Anton’s work on ‘Unsupervised classification of single-molecule data with autoencoders and transfer learning’ was accepted to Machine Learning: Science and Technology.
- Unsupervised classification of single-molecule data with autoencoders and transfer learning
Anton Vladyka and Tim Albrecht.
Machine Learning: Science and Technology, 2020
Datasets from single-molecule experiments often reflect a large variety of molecular behaviour. The exploration of such datasets can be challenging, especially if knowledge about the data is limited and a priori assumptions about expected data characteristics are to be avoided. Indeed, searching for pre-defined signal characteristics is sometimes useful, but it can also lead to information loss and the introduction of expectation bias.

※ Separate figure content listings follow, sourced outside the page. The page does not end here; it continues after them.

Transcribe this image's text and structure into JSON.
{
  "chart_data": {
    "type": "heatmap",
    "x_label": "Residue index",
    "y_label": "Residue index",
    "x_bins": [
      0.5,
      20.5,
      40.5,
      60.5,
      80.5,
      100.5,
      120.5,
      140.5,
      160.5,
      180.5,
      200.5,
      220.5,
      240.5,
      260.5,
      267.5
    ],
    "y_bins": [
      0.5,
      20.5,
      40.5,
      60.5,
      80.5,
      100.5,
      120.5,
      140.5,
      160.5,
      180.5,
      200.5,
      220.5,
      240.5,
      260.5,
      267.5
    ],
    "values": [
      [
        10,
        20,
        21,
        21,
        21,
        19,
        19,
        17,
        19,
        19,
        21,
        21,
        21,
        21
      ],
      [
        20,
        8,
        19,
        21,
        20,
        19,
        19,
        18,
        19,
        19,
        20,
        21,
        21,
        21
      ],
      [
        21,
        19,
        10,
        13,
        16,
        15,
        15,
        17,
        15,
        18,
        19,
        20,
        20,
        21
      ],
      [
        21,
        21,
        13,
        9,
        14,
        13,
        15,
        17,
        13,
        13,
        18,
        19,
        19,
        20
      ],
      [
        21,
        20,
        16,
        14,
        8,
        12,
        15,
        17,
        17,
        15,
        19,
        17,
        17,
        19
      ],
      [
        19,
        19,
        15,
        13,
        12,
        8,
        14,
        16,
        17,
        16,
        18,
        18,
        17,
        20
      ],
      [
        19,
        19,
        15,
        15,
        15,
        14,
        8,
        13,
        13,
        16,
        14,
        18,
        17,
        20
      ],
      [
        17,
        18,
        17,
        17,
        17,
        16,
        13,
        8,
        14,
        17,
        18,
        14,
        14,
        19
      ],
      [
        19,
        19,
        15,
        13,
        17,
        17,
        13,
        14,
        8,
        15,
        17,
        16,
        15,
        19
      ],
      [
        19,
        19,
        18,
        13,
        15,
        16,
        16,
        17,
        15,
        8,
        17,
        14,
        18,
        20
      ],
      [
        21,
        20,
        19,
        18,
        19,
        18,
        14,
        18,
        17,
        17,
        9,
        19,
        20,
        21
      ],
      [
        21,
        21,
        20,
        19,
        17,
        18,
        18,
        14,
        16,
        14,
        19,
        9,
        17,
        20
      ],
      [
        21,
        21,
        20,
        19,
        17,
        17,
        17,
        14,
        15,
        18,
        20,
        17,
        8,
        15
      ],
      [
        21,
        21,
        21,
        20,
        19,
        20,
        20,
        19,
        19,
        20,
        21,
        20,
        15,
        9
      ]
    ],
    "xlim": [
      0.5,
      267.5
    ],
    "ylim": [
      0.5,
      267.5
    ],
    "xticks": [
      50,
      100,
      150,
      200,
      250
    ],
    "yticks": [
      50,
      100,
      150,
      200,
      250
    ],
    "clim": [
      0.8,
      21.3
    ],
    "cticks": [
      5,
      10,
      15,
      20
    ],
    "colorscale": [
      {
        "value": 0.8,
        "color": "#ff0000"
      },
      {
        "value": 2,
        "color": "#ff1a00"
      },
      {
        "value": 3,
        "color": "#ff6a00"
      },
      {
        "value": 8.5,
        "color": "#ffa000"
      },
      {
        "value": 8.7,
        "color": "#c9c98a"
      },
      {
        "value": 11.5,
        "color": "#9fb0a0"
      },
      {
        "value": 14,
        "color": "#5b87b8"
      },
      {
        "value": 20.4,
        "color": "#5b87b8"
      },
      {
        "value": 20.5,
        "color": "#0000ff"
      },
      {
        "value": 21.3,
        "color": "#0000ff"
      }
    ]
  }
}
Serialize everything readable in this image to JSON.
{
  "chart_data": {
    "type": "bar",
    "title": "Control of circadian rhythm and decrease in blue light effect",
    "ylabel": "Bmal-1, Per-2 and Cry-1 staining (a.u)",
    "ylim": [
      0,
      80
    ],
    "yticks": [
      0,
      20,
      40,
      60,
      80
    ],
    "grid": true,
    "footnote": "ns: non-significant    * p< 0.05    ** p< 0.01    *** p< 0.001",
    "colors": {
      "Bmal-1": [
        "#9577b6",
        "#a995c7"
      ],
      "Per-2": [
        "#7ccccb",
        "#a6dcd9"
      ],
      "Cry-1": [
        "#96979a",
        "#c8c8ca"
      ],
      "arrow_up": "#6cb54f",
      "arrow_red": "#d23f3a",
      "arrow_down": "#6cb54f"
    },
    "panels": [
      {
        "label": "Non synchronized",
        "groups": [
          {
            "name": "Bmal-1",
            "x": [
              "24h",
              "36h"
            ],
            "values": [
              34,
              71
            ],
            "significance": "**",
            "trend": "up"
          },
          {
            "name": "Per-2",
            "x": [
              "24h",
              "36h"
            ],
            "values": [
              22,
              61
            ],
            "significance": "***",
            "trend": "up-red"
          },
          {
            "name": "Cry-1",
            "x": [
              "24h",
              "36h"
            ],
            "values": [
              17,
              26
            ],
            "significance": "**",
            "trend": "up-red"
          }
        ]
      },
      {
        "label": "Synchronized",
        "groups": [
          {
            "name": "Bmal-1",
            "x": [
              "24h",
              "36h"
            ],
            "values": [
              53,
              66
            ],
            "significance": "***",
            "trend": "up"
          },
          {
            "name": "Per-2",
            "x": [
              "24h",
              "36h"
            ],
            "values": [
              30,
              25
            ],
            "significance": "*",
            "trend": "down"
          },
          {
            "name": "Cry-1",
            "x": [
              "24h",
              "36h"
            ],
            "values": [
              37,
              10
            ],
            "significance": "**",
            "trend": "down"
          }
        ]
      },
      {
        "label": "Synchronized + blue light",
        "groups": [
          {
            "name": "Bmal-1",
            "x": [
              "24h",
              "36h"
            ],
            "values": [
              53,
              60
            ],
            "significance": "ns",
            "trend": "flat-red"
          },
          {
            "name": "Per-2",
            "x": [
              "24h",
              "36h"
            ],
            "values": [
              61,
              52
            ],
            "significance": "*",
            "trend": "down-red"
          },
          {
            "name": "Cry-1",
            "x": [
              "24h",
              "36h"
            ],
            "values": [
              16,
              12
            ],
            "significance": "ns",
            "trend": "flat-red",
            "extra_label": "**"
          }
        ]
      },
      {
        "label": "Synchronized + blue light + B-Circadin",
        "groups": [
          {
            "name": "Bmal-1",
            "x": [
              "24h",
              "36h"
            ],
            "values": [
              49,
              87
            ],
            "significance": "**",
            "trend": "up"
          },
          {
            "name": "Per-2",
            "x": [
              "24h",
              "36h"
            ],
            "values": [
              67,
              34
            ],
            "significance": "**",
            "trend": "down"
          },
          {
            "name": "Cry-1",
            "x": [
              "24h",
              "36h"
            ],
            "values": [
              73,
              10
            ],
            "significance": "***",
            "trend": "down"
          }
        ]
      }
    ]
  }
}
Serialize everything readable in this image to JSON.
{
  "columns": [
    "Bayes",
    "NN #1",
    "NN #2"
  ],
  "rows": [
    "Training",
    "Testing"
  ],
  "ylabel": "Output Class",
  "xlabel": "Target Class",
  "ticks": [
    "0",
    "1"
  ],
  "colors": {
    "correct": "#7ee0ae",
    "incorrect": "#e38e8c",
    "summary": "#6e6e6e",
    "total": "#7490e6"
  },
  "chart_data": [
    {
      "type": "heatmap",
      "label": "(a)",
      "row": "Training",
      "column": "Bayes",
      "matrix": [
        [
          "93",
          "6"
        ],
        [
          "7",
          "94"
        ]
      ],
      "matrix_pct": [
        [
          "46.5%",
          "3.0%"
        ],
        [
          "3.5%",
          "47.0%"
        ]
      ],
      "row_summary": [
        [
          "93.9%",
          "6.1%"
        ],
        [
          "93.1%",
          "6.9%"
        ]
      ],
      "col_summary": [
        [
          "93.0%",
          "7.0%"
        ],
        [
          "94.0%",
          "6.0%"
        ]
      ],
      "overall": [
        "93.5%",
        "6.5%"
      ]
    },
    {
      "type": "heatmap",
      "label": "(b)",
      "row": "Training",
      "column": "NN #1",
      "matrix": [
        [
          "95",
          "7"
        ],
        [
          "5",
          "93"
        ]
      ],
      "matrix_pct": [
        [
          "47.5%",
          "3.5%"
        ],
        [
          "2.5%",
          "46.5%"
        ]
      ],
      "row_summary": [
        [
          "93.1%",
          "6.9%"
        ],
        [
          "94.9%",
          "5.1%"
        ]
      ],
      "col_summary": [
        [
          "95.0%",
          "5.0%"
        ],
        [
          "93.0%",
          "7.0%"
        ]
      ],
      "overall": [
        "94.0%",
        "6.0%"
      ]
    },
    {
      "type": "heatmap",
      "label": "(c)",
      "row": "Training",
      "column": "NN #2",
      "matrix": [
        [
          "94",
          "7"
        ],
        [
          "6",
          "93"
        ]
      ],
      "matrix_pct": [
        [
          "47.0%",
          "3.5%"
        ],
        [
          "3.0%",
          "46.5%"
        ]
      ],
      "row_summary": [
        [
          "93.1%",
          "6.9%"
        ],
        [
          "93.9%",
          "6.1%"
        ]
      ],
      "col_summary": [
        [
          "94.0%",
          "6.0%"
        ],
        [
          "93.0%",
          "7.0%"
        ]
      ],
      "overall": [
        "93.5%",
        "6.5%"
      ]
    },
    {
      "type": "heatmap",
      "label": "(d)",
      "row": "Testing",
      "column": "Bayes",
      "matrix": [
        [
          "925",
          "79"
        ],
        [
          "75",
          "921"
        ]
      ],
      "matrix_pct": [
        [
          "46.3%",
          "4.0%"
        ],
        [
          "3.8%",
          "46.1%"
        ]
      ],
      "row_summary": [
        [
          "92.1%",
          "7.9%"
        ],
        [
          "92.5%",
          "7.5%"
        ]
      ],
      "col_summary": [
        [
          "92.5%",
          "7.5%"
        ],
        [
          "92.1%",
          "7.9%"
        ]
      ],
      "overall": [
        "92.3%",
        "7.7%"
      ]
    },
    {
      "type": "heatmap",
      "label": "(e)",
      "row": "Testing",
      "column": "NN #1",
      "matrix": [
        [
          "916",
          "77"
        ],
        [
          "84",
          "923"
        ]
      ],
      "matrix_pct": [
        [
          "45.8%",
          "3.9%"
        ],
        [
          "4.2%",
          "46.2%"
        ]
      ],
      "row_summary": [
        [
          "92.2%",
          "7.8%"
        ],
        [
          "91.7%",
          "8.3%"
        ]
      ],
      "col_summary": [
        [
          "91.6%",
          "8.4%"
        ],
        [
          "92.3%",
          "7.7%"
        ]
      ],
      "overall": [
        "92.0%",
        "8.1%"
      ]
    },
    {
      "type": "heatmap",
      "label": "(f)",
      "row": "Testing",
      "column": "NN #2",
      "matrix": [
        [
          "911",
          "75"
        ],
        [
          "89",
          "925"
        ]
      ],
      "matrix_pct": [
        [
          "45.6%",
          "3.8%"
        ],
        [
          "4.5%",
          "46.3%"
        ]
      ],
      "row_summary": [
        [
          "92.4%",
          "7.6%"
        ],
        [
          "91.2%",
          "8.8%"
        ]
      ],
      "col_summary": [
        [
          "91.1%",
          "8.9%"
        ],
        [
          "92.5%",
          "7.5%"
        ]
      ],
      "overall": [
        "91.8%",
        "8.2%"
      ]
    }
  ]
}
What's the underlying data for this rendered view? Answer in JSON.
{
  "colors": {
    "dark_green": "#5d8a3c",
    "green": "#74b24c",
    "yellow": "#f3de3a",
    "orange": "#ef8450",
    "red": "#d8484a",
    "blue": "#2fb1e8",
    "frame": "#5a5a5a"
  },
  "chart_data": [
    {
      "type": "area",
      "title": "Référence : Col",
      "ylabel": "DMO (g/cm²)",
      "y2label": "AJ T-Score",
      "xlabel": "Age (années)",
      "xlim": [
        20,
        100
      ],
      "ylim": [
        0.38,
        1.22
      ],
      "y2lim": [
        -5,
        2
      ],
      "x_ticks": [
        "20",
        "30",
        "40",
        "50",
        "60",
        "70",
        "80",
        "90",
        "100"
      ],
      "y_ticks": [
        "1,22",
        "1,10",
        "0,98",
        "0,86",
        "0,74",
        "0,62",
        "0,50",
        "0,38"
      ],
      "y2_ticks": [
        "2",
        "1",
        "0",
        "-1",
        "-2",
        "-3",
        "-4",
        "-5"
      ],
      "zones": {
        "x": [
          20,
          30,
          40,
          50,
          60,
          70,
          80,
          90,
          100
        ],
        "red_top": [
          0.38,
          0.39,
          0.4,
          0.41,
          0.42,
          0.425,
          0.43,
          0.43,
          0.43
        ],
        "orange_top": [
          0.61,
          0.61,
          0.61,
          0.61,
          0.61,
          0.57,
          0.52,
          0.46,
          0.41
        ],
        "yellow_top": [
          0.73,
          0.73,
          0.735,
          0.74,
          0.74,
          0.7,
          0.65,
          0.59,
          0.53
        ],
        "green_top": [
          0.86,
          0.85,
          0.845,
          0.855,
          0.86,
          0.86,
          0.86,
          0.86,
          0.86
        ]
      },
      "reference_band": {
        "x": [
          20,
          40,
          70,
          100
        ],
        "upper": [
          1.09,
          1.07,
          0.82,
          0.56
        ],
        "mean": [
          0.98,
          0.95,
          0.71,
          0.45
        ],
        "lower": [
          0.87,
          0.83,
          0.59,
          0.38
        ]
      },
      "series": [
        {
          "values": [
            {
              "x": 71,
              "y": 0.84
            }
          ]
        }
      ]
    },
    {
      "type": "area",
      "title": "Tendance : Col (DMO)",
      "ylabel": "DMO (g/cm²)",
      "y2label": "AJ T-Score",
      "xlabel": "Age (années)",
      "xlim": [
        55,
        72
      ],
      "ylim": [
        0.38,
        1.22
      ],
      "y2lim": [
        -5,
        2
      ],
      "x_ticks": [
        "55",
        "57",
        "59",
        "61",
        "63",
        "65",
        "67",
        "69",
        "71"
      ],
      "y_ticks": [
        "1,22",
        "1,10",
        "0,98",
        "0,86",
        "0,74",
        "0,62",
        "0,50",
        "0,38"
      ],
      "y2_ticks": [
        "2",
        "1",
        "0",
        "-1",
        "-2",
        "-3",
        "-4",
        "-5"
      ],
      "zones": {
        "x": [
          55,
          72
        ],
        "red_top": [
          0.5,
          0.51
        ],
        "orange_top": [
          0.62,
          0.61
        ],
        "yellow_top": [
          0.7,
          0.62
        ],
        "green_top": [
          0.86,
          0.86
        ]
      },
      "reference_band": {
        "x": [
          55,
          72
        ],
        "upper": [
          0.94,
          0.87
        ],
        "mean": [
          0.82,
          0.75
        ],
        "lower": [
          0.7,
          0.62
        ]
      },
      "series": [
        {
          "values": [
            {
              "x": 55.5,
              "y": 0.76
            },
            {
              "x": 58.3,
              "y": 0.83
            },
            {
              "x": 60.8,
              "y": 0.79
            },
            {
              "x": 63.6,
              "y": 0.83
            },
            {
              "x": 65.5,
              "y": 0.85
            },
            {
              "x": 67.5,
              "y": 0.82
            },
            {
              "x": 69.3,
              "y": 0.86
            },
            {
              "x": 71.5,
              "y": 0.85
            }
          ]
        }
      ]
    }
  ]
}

Here, we demonstrate how Transfer Learning-enhanced dimensionality reduction can be employed to identify and quantify hidden features in single-molecule charge transport data, in an unsupervised manner. Taking advantage of open-access neural networks trained on millions of seemingly unrelated image data, our results also show how Deep Learning methodologies can readily be employed, even if the amount of problem-specific, ‘own’ data is limited.
Nashwa’s work on ‘Surface Design: Exploiting the Instability of Small Nanoparticles on Metallic Substrates’ was published to ECS Transactions. This work was in collaboration with Dr Paramaconi Rodriguez in the School of Chemistry at the University of Birmingham.
- Surface Design: Exploiting the Instability of Small Nanoparticles on Metallic Substrates
Nashwa Awais, Paramaconi Rodriguez, and Tim Albrecht.
ECS Transactions, 97, 885–892, 2020
Thiolated Au nanoparticles have been shown to undergo fast redistribution of the capping layer and subsequently of the metal core, when in contact with bare Au substrates. This is the result of an intricate interplay of entropic and enthalpic factors, which are likely affected by the choice of core metal and capping chemistry. This raises interesting questions, for example whether such a process could be used to modify and functionalize electrode substrates in a well-defined and controlled manner. Here, we report results for Pt and Au nanoparticles on Au and Pt substrates, based on the electrochemical response of the modified electrodes towards the oxidation of glycerol in alkaline media. Our study provides evidence that Pt nanoparticles on Au substrates remain relatively stable, while Au nanoparticles on Pt substrates readily decompose. This is in accordance with initial expectations based on the energetics of the thiol/metal bond.